The lawmakers emerged from a closed-door lunch on Wednesday and said that they would not help advance the House GOP-passed, seven-month funding measure unless Republicans would agree to give them amendment votes — including on a 30-day, alternative short-term funding bill.

Democrats do have some leeway to make demands, despite being in the minority: In order to meet the Friday night deadline to avoid a shutdown, Republicans will need an agreement from all 100 senators to speed up consideration of the House GOP funding bill, which would otherwise take days to get through the chamber.

Republicans also need at least eight Democrats to join them in overcoming procedural hurdles to be able to move to a final vote on the funding bill known as a continuing resolution, or CR. Republicans can ultimately pass the funding bill by a simple majority, meaning they would not need Democratic votes for the final step.

“Republicans do not have the votes in the Senate to invoke cloture on the House CR. Our caucus is unified on a clean April 11 CR,” Schumer said during a Senate floor speech.

“We should vote on that,” Schumer said. “I hope — I hope — our Republican colleagues will join us to avoid a shutdown on Friday.”

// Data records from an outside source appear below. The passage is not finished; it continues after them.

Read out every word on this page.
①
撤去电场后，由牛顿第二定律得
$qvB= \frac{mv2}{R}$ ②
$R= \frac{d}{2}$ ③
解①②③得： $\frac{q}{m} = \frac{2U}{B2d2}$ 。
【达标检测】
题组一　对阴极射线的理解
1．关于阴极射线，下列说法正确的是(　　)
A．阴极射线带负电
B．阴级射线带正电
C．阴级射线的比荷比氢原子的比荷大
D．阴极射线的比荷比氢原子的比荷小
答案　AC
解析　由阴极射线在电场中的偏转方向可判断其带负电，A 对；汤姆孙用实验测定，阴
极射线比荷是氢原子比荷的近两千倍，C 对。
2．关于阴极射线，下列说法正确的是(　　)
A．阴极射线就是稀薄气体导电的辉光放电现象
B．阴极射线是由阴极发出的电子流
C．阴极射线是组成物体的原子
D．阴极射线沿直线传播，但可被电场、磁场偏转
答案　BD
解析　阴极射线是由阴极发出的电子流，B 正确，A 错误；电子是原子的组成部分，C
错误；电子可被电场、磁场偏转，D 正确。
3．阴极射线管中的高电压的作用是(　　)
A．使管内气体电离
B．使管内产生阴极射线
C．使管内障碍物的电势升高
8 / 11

Schumer made no mention during his floor speech of wanting an amendment vote on the short-term stopgap, but senators emerging from their Wednesday afternoon lunch meeting said that is the crux of their strategy. That could also give them a potential offramp to vote on the final House-passed proposal if Republicans agree to a vote on a short-term stopgap — even if that stopgap, as expected, fails.

“We want an opportunity to get an amendment vote or two, so that’s what we are insisting on to vote for cloture,” said Sen. Tim Kaine (D-Va.), who confirmed the weekslong stopgap would be one of the amendments Democrats pushed for.

Republicans currently have one Democratic “yes” vote: Sen. John Fetterman of Pennsylvania, meaning seven more are necessary to get over the 60 vote hurdle. Several Democrats have refused to say how they will vote, leaving open a potential pathway to approving the Republican-endorsed deal to avert a shutdown if Democratic leadership can reach a larger deal on amendment votes.

But there’s also signs that opposition within the caucus is only continuing to grow.

Sen. Peter Welch (D-Vt.) became the latest Democrat to say he will oppose the House plan on Wednesday.

“I cannot support this Continuing Resolution. Congressional Republicans’ CR will hurt Vermont families, veterans, businesses and farmers by making drastic cuts and blocking Congress’ ability to respond to Trump’s reckless tariffs,” Welch said.

“As a Democrat, I want the federal government to work — not to shut down. Republicans need to come back to the table and pass the clean one-month CR that allows budget negotiations to continue,” he added.